Analysts who once downplayed the government's role in causing the financial crisis now have changed their tune, concluding that government regulations that promoted risky loans played a major role in spawning the crisis. In a May 3 note to clients, Michael Cembalest, the Chief Investment Officer of JP Morgan Private Bank, revised his 2009 account of what caused the financial crisis. Under the heading, “Retractions - the primary catalyst for the US housing crisis,” he wrote:
“US Agencies played a larger role in the housing crisis than we first reported. In January 2009, I wrote that the housing crisis was mostly a consequence of the private sector… However, over the last 2 years, analysts have dissected the housing crisis in greater detail. What emerges from new research is something quite different: government agencies now look to have guaranteed, originated or underwritten 60% of all “non-traditional” mortgages, which totaled $4.6 trillion in June 2008. What’s more, this research asserts that housing policies instituted in the early 1990s were explicitly designed to require US Agencies to make much riskier loans, with the ultimate goal of pushing private sector banks to adopt the same standards.” (emphasis in original)
Clinton-era affordable housing mandates were also a key reason for the risky lending. The Washington Examiner cited a recent study by Peter Wallison, who had prophetically warned about risky financial practices for years, finding that two-thirds of all bad mortgages were either “bought by government agencies or required to be bought by private companies under government pressure.”
As the economist Thomas Sowell noted, liberal lawmakers and others ignored warnings about the dangers of these mandates:
“It was liberal Democrats, again led by Dodd and Frank, who for years pushed for Fannie Mae and Freddie Mac to go even further in promoting subprime mortgage loans, which are at the heart of today’s financial crisis. Alan Greenspan warned them four years ago.

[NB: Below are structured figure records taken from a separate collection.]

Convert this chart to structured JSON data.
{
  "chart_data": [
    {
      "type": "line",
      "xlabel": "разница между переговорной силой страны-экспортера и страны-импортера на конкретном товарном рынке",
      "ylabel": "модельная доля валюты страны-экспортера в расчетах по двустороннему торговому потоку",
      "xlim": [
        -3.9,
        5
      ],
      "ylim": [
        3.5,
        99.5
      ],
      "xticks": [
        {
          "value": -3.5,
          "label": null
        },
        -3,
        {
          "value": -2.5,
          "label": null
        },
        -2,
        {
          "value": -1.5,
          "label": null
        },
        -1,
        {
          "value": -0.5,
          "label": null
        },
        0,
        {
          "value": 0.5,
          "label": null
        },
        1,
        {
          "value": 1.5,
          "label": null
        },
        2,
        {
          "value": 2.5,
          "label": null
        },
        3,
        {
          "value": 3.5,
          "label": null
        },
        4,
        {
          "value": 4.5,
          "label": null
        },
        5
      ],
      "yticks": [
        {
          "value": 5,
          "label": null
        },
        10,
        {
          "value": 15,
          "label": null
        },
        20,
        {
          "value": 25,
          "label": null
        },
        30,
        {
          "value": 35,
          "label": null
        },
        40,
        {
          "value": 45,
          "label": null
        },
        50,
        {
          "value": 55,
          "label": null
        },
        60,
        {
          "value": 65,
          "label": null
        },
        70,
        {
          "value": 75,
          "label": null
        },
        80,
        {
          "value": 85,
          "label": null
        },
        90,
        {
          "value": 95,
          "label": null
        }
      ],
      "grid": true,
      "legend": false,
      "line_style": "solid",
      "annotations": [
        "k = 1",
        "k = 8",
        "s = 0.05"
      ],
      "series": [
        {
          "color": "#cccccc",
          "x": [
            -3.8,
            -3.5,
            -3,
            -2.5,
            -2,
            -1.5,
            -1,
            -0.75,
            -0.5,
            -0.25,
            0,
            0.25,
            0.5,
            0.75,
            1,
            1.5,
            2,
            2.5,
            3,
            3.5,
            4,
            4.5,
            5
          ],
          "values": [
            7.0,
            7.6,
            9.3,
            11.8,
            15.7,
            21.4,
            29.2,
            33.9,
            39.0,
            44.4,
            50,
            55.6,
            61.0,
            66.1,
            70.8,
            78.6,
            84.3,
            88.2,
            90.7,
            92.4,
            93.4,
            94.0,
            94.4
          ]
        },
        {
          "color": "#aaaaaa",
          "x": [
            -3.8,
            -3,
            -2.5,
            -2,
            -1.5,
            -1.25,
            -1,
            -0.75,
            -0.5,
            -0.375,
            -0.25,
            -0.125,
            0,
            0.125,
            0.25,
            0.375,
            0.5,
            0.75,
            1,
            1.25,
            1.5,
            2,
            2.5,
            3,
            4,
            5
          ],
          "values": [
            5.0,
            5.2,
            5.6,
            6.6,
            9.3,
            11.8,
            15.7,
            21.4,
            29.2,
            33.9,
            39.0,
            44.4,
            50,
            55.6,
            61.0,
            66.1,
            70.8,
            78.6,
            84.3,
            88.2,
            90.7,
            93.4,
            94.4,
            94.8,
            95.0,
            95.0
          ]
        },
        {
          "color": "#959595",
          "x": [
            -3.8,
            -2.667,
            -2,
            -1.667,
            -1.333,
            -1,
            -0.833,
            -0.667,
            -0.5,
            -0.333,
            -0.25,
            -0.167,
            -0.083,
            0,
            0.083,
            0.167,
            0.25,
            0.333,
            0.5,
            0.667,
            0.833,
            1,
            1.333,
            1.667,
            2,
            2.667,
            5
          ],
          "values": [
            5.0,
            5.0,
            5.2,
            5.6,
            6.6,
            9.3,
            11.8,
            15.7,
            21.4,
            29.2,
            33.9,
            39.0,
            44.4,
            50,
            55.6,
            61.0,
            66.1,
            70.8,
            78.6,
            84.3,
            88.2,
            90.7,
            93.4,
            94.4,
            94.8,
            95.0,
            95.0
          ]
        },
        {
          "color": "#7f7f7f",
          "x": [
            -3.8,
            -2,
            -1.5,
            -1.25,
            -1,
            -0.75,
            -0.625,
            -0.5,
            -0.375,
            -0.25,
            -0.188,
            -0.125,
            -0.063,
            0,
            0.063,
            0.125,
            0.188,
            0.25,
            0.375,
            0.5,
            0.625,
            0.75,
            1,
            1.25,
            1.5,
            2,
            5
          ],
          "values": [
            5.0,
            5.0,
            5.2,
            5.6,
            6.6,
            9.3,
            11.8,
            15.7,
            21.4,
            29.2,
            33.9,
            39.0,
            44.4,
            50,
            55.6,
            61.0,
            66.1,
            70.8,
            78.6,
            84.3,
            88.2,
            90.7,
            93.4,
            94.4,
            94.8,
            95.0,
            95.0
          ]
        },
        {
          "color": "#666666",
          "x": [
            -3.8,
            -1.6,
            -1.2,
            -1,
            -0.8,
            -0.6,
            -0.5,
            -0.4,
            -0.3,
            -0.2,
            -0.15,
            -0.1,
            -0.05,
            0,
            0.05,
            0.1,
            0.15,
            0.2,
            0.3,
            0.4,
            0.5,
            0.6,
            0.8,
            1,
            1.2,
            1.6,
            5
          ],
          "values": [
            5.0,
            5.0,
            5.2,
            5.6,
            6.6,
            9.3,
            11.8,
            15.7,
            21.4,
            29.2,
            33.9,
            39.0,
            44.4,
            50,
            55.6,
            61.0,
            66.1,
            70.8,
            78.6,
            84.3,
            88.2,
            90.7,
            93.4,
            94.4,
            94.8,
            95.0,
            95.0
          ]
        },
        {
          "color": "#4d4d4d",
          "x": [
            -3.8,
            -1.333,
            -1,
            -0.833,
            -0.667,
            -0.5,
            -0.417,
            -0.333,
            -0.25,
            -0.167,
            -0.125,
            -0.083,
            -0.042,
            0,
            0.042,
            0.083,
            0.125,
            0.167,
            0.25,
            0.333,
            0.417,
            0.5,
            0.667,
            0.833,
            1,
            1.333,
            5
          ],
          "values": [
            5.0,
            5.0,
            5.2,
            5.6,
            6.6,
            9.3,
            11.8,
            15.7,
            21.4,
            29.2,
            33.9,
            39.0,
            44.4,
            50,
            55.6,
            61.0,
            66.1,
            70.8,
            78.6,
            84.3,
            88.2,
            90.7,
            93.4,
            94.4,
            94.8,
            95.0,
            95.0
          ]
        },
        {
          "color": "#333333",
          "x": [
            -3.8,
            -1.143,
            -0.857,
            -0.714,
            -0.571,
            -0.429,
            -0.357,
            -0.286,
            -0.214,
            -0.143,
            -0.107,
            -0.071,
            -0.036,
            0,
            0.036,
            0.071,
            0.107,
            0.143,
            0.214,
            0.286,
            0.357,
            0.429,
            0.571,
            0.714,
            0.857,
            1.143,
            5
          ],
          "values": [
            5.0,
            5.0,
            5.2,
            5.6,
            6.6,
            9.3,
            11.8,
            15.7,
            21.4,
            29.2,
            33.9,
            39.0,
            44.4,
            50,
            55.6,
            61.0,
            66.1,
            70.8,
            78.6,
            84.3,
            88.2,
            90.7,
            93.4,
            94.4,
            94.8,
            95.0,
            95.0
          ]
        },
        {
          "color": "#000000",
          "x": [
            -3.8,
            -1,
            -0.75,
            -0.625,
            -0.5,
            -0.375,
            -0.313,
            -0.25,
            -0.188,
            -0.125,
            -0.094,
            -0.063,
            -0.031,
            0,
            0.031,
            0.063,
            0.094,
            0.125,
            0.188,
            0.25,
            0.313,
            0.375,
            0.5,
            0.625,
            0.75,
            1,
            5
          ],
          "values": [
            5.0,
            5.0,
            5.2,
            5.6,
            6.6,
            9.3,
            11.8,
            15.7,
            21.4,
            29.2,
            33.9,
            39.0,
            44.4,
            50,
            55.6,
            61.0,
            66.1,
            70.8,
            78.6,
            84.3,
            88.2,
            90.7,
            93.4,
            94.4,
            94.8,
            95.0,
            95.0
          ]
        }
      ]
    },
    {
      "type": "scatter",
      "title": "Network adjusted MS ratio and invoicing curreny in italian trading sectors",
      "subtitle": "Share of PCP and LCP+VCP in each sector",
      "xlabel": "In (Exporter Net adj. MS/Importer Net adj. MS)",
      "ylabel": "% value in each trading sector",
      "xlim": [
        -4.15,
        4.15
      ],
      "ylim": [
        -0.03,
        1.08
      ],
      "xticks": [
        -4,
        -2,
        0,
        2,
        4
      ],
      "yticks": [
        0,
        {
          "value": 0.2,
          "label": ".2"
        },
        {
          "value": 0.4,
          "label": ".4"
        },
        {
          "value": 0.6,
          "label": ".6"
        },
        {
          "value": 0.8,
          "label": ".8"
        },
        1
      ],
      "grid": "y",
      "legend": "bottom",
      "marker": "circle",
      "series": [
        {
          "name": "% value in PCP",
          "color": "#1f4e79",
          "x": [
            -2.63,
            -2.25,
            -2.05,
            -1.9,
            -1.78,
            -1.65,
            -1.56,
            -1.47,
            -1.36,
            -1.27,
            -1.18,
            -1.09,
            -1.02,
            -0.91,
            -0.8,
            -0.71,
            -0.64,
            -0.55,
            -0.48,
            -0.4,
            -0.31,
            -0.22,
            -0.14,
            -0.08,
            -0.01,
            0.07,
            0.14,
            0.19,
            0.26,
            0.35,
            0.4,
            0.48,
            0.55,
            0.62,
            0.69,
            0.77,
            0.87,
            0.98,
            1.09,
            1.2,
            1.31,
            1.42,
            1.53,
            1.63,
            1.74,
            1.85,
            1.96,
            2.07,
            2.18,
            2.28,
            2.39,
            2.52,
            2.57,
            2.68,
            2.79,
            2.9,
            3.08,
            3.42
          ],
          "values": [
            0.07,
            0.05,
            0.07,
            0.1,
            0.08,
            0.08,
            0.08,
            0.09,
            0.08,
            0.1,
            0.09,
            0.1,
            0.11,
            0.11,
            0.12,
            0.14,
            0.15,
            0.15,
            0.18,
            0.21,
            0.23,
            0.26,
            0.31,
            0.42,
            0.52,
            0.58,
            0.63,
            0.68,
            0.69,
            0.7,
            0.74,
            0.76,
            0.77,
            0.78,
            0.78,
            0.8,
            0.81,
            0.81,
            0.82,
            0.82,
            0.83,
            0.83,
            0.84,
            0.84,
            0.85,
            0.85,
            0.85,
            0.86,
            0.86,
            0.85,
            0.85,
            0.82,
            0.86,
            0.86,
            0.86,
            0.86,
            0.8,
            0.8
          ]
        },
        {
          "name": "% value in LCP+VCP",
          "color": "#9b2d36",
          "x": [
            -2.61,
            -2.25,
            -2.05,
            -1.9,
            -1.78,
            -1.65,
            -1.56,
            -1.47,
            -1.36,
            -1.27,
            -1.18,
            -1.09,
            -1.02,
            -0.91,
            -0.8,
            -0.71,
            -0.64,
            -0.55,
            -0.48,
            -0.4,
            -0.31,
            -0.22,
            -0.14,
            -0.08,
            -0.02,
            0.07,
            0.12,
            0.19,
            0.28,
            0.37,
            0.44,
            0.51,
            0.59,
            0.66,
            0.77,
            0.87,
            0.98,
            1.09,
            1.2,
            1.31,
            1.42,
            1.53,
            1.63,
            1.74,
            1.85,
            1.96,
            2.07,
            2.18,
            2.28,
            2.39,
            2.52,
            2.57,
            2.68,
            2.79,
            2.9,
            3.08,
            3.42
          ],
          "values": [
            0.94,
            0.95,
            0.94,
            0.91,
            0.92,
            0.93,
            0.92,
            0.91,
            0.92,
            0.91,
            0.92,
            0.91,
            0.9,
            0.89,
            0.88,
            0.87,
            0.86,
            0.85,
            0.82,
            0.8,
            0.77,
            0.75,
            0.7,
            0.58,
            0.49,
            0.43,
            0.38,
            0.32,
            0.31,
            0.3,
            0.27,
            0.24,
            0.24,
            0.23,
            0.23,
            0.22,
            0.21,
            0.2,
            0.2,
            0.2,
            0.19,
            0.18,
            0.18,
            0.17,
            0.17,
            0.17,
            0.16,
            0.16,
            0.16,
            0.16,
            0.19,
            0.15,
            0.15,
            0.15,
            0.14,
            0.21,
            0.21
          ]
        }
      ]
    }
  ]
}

So did the Chairman of the Council of Economic Advisers . . . . the facts show that it was the government that pressured financial institutions in general to lend to subprime borrowers, with such things as the Community Reinvestment Act and, later, threats of legal action by then Attorney General Janet Reno if the feds did not like the statistics on who was getting loans and who wasn’t.”
The massive harm caused by these affordable-housing mandates is discussed in a study by Ed Pinto, a former executive of Fannie Mae, a government-sponsored mortgage giant that later had to be bailed out at a cost of hundreds of billions of dollars, partly as a result of such mandates. (Pinto was a Fannie Mae executive well before its fortunes deteriorated.)
Banks and mortgage companies have long been under pressure from lawmakers and regulators to give loans to people with bad credit, in order to provide “affordable housing” and promote “diversity.” That played a key role in triggering the mortgage crisis, judging from a story in the New York Times. For example, “a high-ranking Democrat telephoned executives and screamed at them to purchase more loans from low-income borrowers, according to a Congressional source.” The executives of government-backed mortgage giants Fannie Mae and Freddie Mac “eventually yielded to those pressures, effectively wagering that if things got too bad, the government would bail them out.”
The Obama administration is now stepping up pressure on banks to make more risky loans, as I explain at the Washington Examiner, including setting up a Justice Department task force to sue banks that refuse to make such loans.